La tunique était sacrée car seul Alexandre le Grand était autorisé à la porter, disait Antonis Bartsiokasprofesseur émérite d’anthropologie physique et de paléoanthropologie à l’Université Démocrite de Thrace et auteur de l’étude, publiée le 17 octobre dans le Journal d’archéologie de terrain. Au moment de la mort d’Alexandre, certaines personnes le considéraient comme un dieu, a déclaré Bartsiokas à Live Science dans un e-mail.
Cependant, tous les chercheurs avec lesquels Live Science s’est entretenu n’ont pas soutenu ces conclusions, un chercheur affirmant qu’il ne s’agit pas du tout d’une tunique.
Le tombeau d’un roi
Le vêtement a été trouvé en 1977 dans un coffre en or dans une tombe près de la ville de Vergina (anciennement capitale de la Macédoine), dans l’actuelle Grèce. Le tombeau possède deux squelettes qui sont, selon Bartsiokas, ceux d’Arrhidaeus et de son épouse Eurydice.
Après la mort d’Alexandre en 323 avant JC, Arrhidaeus devint roi de l’empire d’Alexandre. Les documents historiques indiquent qu’Arrhidaeus vivait avec une certaine forme de handicap mental et était incapable de gouverner. Les fonctionnaires et généraux d’Alexandre se sont battus pour le pouvoir et l’empire s’est désintégré avec le meurtre d’Arrhidaeus en 317 avant JC.
Bartsiokas soutient qu’après la mort d’Alexandre, cette tunique a été donnée à Arrhidaeus et, après la mort d’Arrhidaeus, elle a été enterrée avec lui. Dans son article, Bartsiokas cite des preuves de cette idée, telles que l’art sur les murs de la tombe, des études sur les squelettes trouvés dans la tombe et une analyse de documents historiques anciens. Bartsiokas a également examiné des tests antérieurs effectués sur le vêtement, notamment la spectroscopie à rayons X à dispersion d’énergie, une technique qui analyse les rayons X pour déterminer de quoi est fait un objet, et la spectroscopie infrarouge à transformée de Fourier, qui utilise la lumière infrarouge pour analyser les objets.
La tunique d’Alexandre ?
Bartsiokas soutient que des tests effectués par d’autres chercheurs montrent que le vêtement était un sarapis ou une tunique. La tunique est composée de trois épaisseurs. Deux des couches sont en coton teint en violet. Entre les deux couches de coton se trouve une couche flexible d’un minéral appelé huntite. Le violet était porté par les rois du monde antique, a-t-il noté, et le coton était cultivé en Persemais pas en Grèce, à l’époque d’Alexandre. Des documents historiques anciens indiquent que « le coton a été introduit en Grèce et en Europe par l’armée d’Alexandre après la conquête de l’empire perse », écrit Bartsiokas dans son article.

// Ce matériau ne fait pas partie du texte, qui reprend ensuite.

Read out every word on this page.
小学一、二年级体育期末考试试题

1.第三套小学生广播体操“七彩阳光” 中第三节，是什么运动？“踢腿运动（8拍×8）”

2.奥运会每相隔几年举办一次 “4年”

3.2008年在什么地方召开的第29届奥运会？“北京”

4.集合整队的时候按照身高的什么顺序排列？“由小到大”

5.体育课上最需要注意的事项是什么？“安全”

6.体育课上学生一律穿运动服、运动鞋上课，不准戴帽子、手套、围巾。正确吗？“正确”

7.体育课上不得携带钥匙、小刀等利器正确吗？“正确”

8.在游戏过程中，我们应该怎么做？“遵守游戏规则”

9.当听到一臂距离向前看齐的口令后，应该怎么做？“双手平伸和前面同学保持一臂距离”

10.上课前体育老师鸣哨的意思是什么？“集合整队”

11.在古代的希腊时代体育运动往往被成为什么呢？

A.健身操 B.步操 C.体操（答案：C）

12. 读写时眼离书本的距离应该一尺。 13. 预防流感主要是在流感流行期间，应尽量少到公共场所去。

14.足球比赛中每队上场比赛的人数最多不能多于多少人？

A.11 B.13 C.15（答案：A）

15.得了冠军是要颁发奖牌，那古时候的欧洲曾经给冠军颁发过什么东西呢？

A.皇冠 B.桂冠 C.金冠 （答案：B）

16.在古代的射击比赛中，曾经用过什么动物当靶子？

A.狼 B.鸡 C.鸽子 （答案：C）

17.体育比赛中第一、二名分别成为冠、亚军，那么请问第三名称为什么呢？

Bartsiokas a également cité des documents anciens affirmant que le roi de Perse portait une tunique en coton et en huntite et qu’Alexandre portait une tunique comme celle-ci après avoir conquis la Perse. Il a noté que Philippe II n’était pas un dirigeant de la Perse et n’aurait pas porté de tunique en coton ou en huntite.
En outre, l’œuvre d’art sur le mur de la tombe – un groupe illustré de chasseurs – représente Alexandre portant une tunique similaire à celle trouvée, a déclaré Bartsiokas, et les détails de l’œuvre suggèrent que l’artiste était familier avec le paysage et la faune de Perse.
De plus, la peinture est réalisée dans un style compliqué qui aurait pris beaucoup de temps à réaliser, ce qui signifie que l’enterrement n’appartenait probablement pas à Philippe II. En effet, Philippe II a été assassiné en 336 avant JC et Alexandre s’est lancé dans une campagne militaire peu de temps après, ce qui signifie que l’artiste n’aurait pas eu le temps de le créer avant les funérailles de Philippe II, a expliqué Bartsiokas.
Une autre raison pour laquelle le vêtement n’appartenait pas à Philippe II, a expliqué Bartsiokas, est que le roi a subi une blessure à l’œil droit, mais aucun des squelettes de la tombe ne porte la moindre trace d’une telle blessure.
Controverse
Les universitaires avec lesquels Live Science s’est entretenu ont eu des réactions mitigées à l’article de Bartsiokas.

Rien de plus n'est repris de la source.